Per gli aborigeni del Sud-America tutti gli esseri viventi, piante incluse, hanno un’anima, innanzitutto gli animali (parola che significa infatti esseri animati). Quando un indio yanomami muore, l’anima rimane dove la persona è morta. Gli aborigeni cacciano e consumano le carni dell’animale perché questo è parte del loro modo di vivere e di sopravvivere. Il sacrificio dell’animale ha un significato.
La nostra cultura è molto diversa; sono ormai pochi gli occidentali che ucciderebbero personalmente un animale per poi consumarne le carni. Per questo motivo, la carne arriva già porzionata e confezionata, resa irriconoscibile nella sua immagine cruente, per non riconoscerne l’origine (il wurstel in questo senso, impastando il tutto, ne rappresenta la massima espressione). Gli inglesi ci osservano con orrore quando mangiamo il coniglio, che loro considerano un animale da compagnia, quindi un membro a pieno titolo della famiglia. È proprio in Inghilterra che nel 1847 nacque la Vegetarian Society.

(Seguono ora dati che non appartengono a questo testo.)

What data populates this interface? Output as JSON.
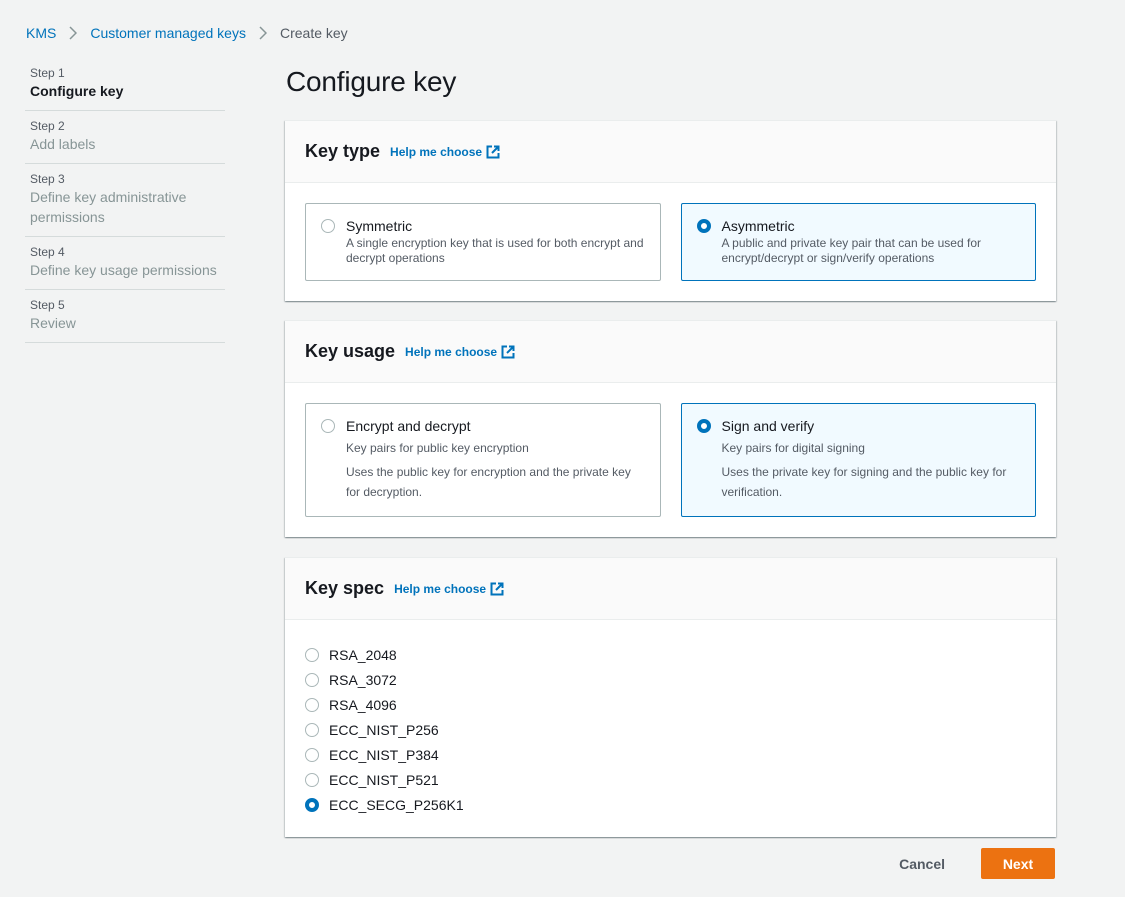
{
  "breadcrumb": {
    "items": [
      {
        "label": "KMS",
        "link": true
      },
      {
        "label": "Customer managed keys",
        "link": true
      },
      {
        "label": "Create key",
        "link": false
      }
    ]
  },
  "steps": [
    {
      "num": "Step 1",
      "title": "Configure key",
      "active": true
    },
    {
      "num": "Step 2",
      "title": "Add labels",
      "active": false
    },
    {
      "num": "Step 3",
      "title": "Define key administrative permissions",
      "active": false
    },
    {
      "num": "Step 4",
      "title": "Define key usage permissions",
      "active": false
    },
    {
      "num": "Step 5",
      "title": "Review",
      "active": false
    }
  ],
  "page_title": "Configure key",
  "key_type": {
    "title": "Key type",
    "help_link": "Help me choose",
    "options": [
      {
        "label": "Symmetric",
        "description": "A single encryption key that is used for both encrypt and decrypt operations",
        "selected": false
      },
      {
        "label": "Asymmetric",
        "description": "A public and private key pair that can be used for encrypt/decrypt or sign/verify operations",
        "selected": true
      }
    ]
  },
  "key_usage": {
    "title": "Key usage",
    "help_link": "Help me choose",
    "options": [
      {
        "label": "Encrypt and decrypt",
        "description": "Key pairs for public key encryption",
        "detail": "Uses the public key for encryption and the private key for decryption.",
        "selected": false
      },
      {
        "label": "Sign and verify",
        "description": "Key pairs for digital signing",
        "detail": "Uses the private key for signing and the public key for verification.",
        "selected": true
      }
    ]
  },
  "key_spec": {
    "title": "Key spec",
    "help_link": "Help me choose",
    "options": [
      {
        "label": "RSA_2048",
        "selected": false
      },
      {
        "label": "RSA_3072",
        "selected": false
      },
      {
        "label": "RSA_4096",
        "selected": false
      },
      {
        "label": "ECC_NIST_P256",
        "selected": false
      },
      {
        "label": "ECC_NIST_P384",
        "selected": false
      },
      {
        "label": "ECC_NIST_P521",
        "selected": false
      },
      {
        "label": "ECC_SECG_P256K1",
        "selected": true
      }
    ]
  },
  "actions": {
    "cancel_label": "Cancel",
    "next_label": "Next"
  },
  "colors": {
    "link": "#0073bb",
    "primary_button": "#ec7211",
    "selected_tile_bg": "#f1faff",
    "selected_tile_border": "#0073bb"
  }
}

Oggi ci chiediamo se la scelta vegetariana sia più legata al benessere personale (la carne fa male!) o all’etica e al rispetto della vita (non è giusto sopprimere un essere vivente!); probabilmente le due diverse motivazioni convivono.
Di sicuro la scelta vegetariana oggi rappresenta un segmento di mercato importante ed in crescita perché incontra una maggiore sensibilità del consumatore alla tematica e al rispetto di tutti gli esseri viventi.
Sul fronte opposto troviamo il mercato dei carnivori.
In epoca di globalizzazione constatiamo che nel Mato Grosso (Ceara-Brasile) c’è un gigantesco mattatoio che macella quotidianamente centinaia di quintali di polli (definiti “da carne”), selezionandole le parti per le diverse destinazioni: ali e zampe in Cina, petti in Europa, cosce in Giappone, soddisfacendo le diverse domande dei diversi mercati.
Questa contrapposizione rappresenta il mercato del food, in tutti i suoi segmenti.